Recent advances in synthetic data generation have demonstrated considerable success for single-table datasets, with emerging research extending these capabilities to multi-table relational scenarios.
While transformer and diffusion architectures achieve state-of-the-art performance in single-table generation, a notable performance gap emerges when applied to relational data, where diffusion approaches consistently outperform transformer-based methods.
This thesis examines the factors contributing to this performance difference, conducting an evaluation using multiple baselines across both single and relational tabular datasets, with REaLTabformer and ClavaDDPM as state-of-the-art transformer- and diffusion-based approaches, respectively.
Our investigation reveals that the performance can mainly be attributed to the inadequate processing of contextual relationships and suboptimal strategies for representing inter-table dependencies in transformer-based models.

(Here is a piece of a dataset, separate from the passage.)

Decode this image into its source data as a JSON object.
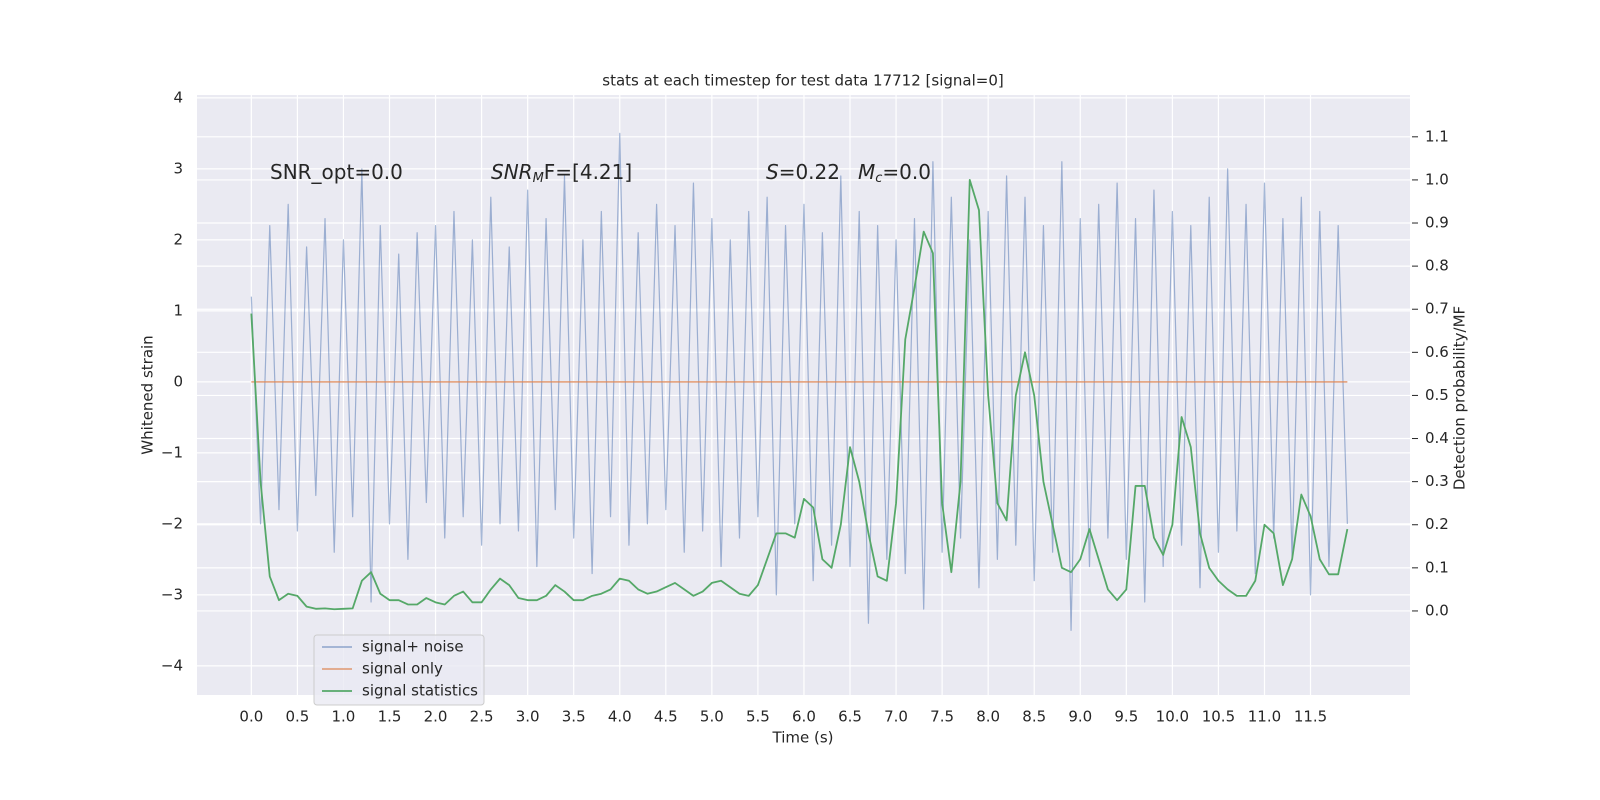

To close this gap, we introduce two changes for transformer-based models: layer sharing to enhance parameter utilization and contextual encoding to better preserve the relational structure.
These changes provide insight into the key design principles behind effective synthetic relational data generation using transformer-based models, particularly the need for architectures that account for context and facilitate practical knowledge transfer.
The proposed methods result in substantial performance improvements, with a 1.52-fold improvement in Logistic Detection and a 1.94-fold reduction in the Discriminator Measure metric.